Ditto, foreign capitals have mostly shrugged, with Washington calling it an internal affair (though Rubio just raised it with his visiting Turkish counterpart) — and Europe issued a run-of-the-mill rebuke, then moved on. 

So do Turkey’s protests matter? 

Looking at the world around him, Erdogan might conclude not:

  • His Saudi counterpart ‘MBS’, for example, brutally assassinated a US-based critic in a consulate and still has warm ties with everyone from East to West, and
  • Erdogan’s party continues to argue that İmamoğlu’s case is actually proof of democracy’s strength in Turkey, leaving nobody above the law (though many detained protestors, journalists, plus blocked X accounts now seem below it).

Also, Erdogan has been here before:

  • He learned from the mass 2013 Gezi Park protests to just wait out the storm, and
  • He learned from the 2016 coup attempt to keep his hands on the levers of power.

But… money talks.

Erdogan allowed inflation to fire at over 70% for much of the post-pandemic period, pressuring his central bank to keep rates low while he sought re-election in 2023 — and despite incinerating real wages, it worked, Erdogan won, and he vowed to course correct.
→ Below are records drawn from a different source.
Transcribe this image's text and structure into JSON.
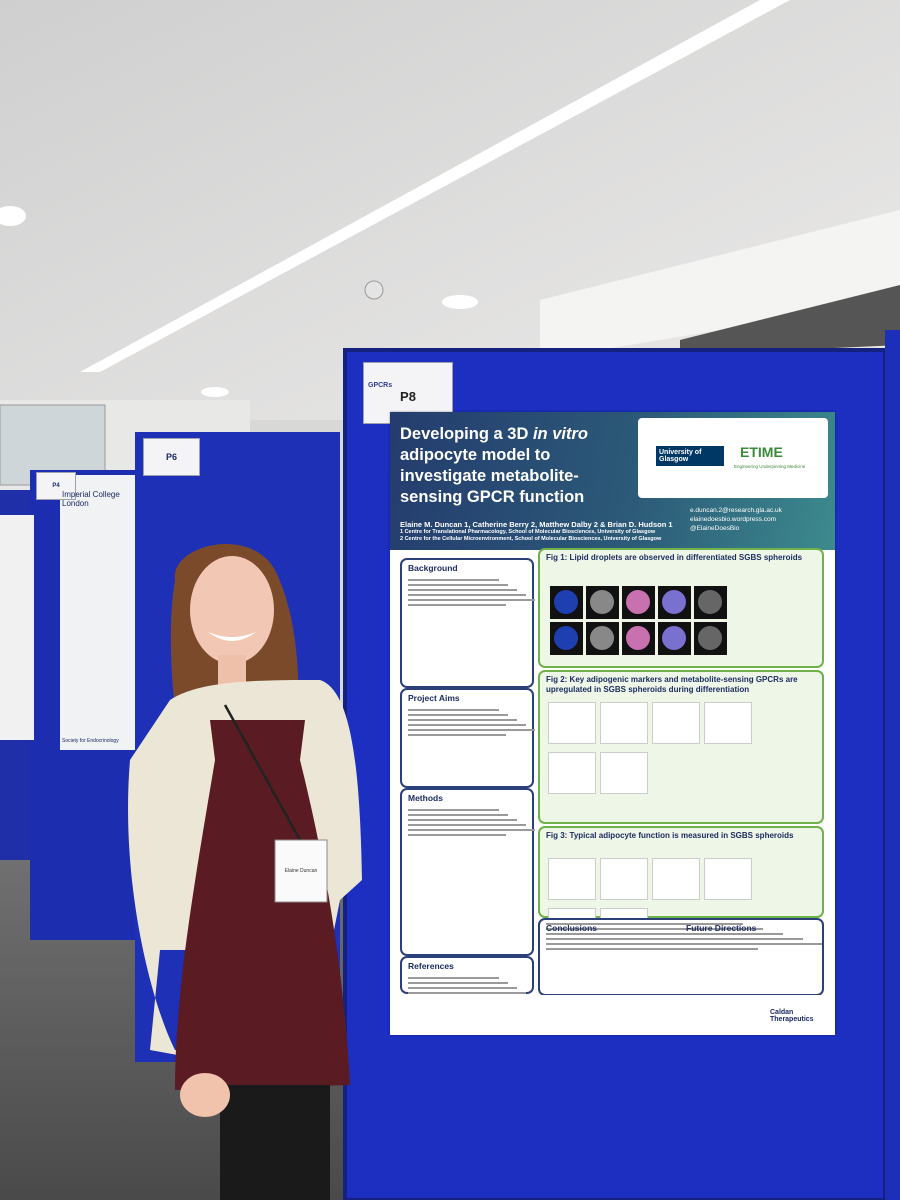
{
  "boards": [
    {
      "label": "P8"
    },
    {
      "label": "P6"
    },
    {
      "label": "P4"
    }
  ],
  "board_logo": "GPCRs",
  "side_poster": {
    "header": "Imperial College London",
    "footer": "Society for Endocrinology"
  },
  "poster": {
    "title_parts": [
      "Developing a 3D ",
      "in vitro",
      " adipocyte model to investigate metabolite-sensing GPCR function"
    ],
    "authors": "Elaine M. Duncan 1, Catherine Berry 2, Matthew Dalby 2 & Brian D. Hudson 1",
    "affiliations": [
      "1 Centre for Translational Pharmacology, School of Molecular Biosciences, University of Glasgow",
      "2 Centre for the Cellular Microenvironment, School of Molecular Biosciences, University of Glasgow"
    ],
    "logos": [
      "University of Glasgow",
      "ETIME",
      "Engineering Underpinning Medicine"
    ],
    "contacts": [
      "e.duncan.2@research.gla.ac.uk",
      "elainedoesbio.wordpress.com",
      "@ElaineDoesBio"
    ],
    "sections": [
      "Background",
      "Project Aims",
      "Methods",
      "References",
      "Conclusions",
      "Future Directions"
    ],
    "figures": [
      "Fig 1: Lipid droplets are observed in differentiated SGBS spheroids",
      "Fig 2: Key adipogenic markers and metabolite-sensing GPCRs are upregulated in SGBS spheroids during differentiation",
      "Fig 3: Typical adipocyte function is measured in SGBS spheroids"
    ],
    "sponsors": [
      "Caldan Therapeutics"
    ]
  },
  "badge": "Elaine Duncan"
}
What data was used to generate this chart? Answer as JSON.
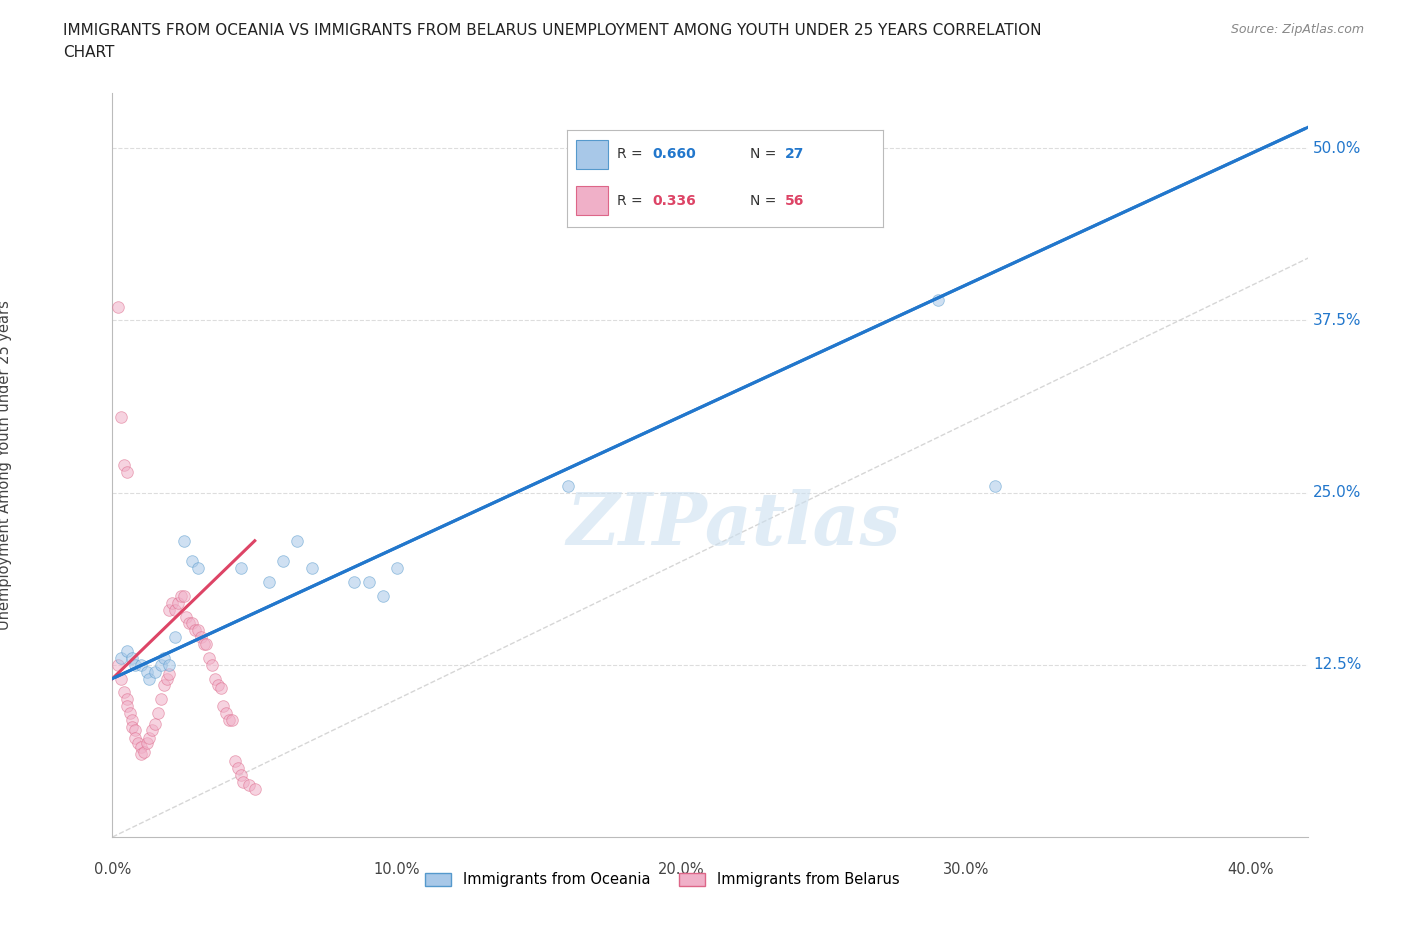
{
  "title": "IMMIGRANTS FROM OCEANIA VS IMMIGRANTS FROM BELARUS UNEMPLOYMENT AMONG YOUTH UNDER 25 YEARS CORRELATION\nCHART",
  "source": "Source: ZipAtlas.com",
  "ylabel": "Unemployment Among Youth under 25 years",
  "ytick_labels": [
    "12.5%",
    "25.0%",
    "37.5%",
    "50.0%"
  ],
  "ytick_values": [
    0.125,
    0.25,
    0.375,
    0.5
  ],
  "xtick_labels": [
    "0.0%",
    "10.0%",
    "20.0%",
    "30.0%",
    "40.0%"
  ],
  "xtick_values": [
    0.0,
    0.1,
    0.2,
    0.3,
    0.4
  ],
  "xlim": [
    0.0,
    0.42
  ],
  "ylim": [
    0.0,
    0.54
  ],
  "background_color": "#ffffff",
  "grid_color": "#dddddd",
  "oceania_color": "#a8c8e8",
  "belarus_color": "#f0b0c8",
  "oceania_edge_color": "#5599cc",
  "belarus_edge_color": "#dd6688",
  "trendline_oceania_color": "#2277cc",
  "trendline_belarus_color": "#dd4466",
  "diagonal_color": "#cccccc",
  "oceania_scatter_x": [
    0.003,
    0.005,
    0.007,
    0.008,
    0.01,
    0.012,
    0.013,
    0.015,
    0.017,
    0.018,
    0.02,
    0.022,
    0.025,
    0.028,
    0.03,
    0.045,
    0.055,
    0.06,
    0.065,
    0.07,
    0.085,
    0.09,
    0.095,
    0.1,
    0.16,
    0.29,
    0.31
  ],
  "oceania_scatter_y": [
    0.13,
    0.135,
    0.13,
    0.125,
    0.125,
    0.12,
    0.115,
    0.12,
    0.125,
    0.13,
    0.125,
    0.145,
    0.215,
    0.2,
    0.195,
    0.195,
    0.185,
    0.2,
    0.215,
    0.195,
    0.185,
    0.185,
    0.175,
    0.195,
    0.255,
    0.39,
    0.255
  ],
  "belarus_scatter_x": [
    0.002,
    0.003,
    0.004,
    0.005,
    0.005,
    0.006,
    0.007,
    0.007,
    0.008,
    0.008,
    0.009,
    0.01,
    0.01,
    0.011,
    0.012,
    0.013,
    0.014,
    0.015,
    0.016,
    0.017,
    0.018,
    0.019,
    0.02,
    0.02,
    0.021,
    0.022,
    0.023,
    0.024,
    0.025,
    0.026,
    0.027,
    0.028,
    0.029,
    0.03,
    0.031,
    0.032,
    0.033,
    0.034,
    0.035,
    0.036,
    0.037,
    0.038,
    0.039,
    0.04,
    0.041,
    0.042,
    0.043,
    0.044,
    0.045,
    0.046,
    0.048,
    0.05,
    0.002,
    0.003,
    0.004,
    0.005
  ],
  "belarus_scatter_y": [
    0.125,
    0.115,
    0.105,
    0.1,
    0.095,
    0.09,
    0.085,
    0.08,
    0.078,
    0.072,
    0.068,
    0.065,
    0.06,
    0.062,
    0.068,
    0.072,
    0.078,
    0.082,
    0.09,
    0.1,
    0.11,
    0.115,
    0.118,
    0.165,
    0.17,
    0.165,
    0.17,
    0.175,
    0.175,
    0.16,
    0.155,
    0.155,
    0.15,
    0.15,
    0.145,
    0.14,
    0.14,
    0.13,
    0.125,
    0.115,
    0.11,
    0.108,
    0.095,
    0.09,
    0.085,
    0.085,
    0.055,
    0.05,
    0.045,
    0.04,
    0.038,
    0.035,
    0.385,
    0.305,
    0.27,
    0.265
  ],
  "watermark_text": "ZIPatlas",
  "watermark_color": "#cce0f0",
  "watermark_alpha": 0.6,
  "marker_size": 70,
  "marker_alpha": 0.55,
  "trendline_oceania_x0": 0.0,
  "trendline_oceania_x1": 0.42,
  "trendline_oceania_y0": 0.115,
  "trendline_oceania_y1": 0.515,
  "trendline_belarus_x0": 0.0,
  "trendline_belarus_x1": 0.05,
  "trendline_belarus_y0": 0.115,
  "trendline_belarus_y1": 0.215,
  "legend_oceania_label": "Immigrants from Oceania",
  "legend_belarus_label": "Immigrants from Belarus",
  "legend_R_oceania": "0.660",
  "legend_N_oceania": "27",
  "legend_R_belarus": "0.336",
  "legend_N_belarus": "56"
}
And that’s why this latest crisis matters: the mayor’s arrest has spooked markets, which have in turn undone hard-fought economic gains, rattling an already anxious people.

That’s why they’re willing to risk it all in the streets.

So what’s next? While the opposition is planning an emergency convention next month, Erdogan is again banking on time and control eventually working in his favour.

INTRIGUE’S TAKE

The focus here is naturally on Erdogan, who’s widely rumoured to be sticking around beyond his constitutional limit (2028) — his allies are already working on the legal hurdle (amendments), and steamrolling İmamoğlu removes the political hurdle.

But maybe a more intriguing place to focus is on Şimşek, his highly regarded finance minister, who might soon find himself in a bind between either a) sticking around while his reputation burns, or b) stepping down to salvage it. Erdogan will fear the market’s response to option b), and that might give Şimşek leverage as he tries to calm investors.

But if that sounds familiar, Intriguers will recall we’ve discussed similar tensions with (for example) how Indonesia’s Prabowo needs his Indrawati, and Russia’s Putin needs his Nabiullina. Markets and their darlings might be the closest these guys have to guardrails.

Yet still, those guardrails might be getting weaker. One reason is (sorry) our emerging multipolar world, which gives Erdogan more leverage as the world realises it needs his energy and arms sectors. That’s partly why capitals are shrugging this time.

But let’s wrap this where we started: with folks in the streets. While Erdogan has support, many Turks still tell us they’ll take the tear gas and handcuffs because they no longer see a future in his Turkey. That’s not the mark of a sustainable status quo.

Also worth noting:

  • Istanbul city council is reportedly now moving to elect an interim mayor to replace İmamoğlu.
  • Authorities formally charged İmamoğlu the same day his party was set to nominate him as their presidential candidate for 2028. Many see his arrest as a message to the opposition: challenge Erdogan at your peril. But the opposition responded with a message of its own: a record 13 million votes for İmamoğlu.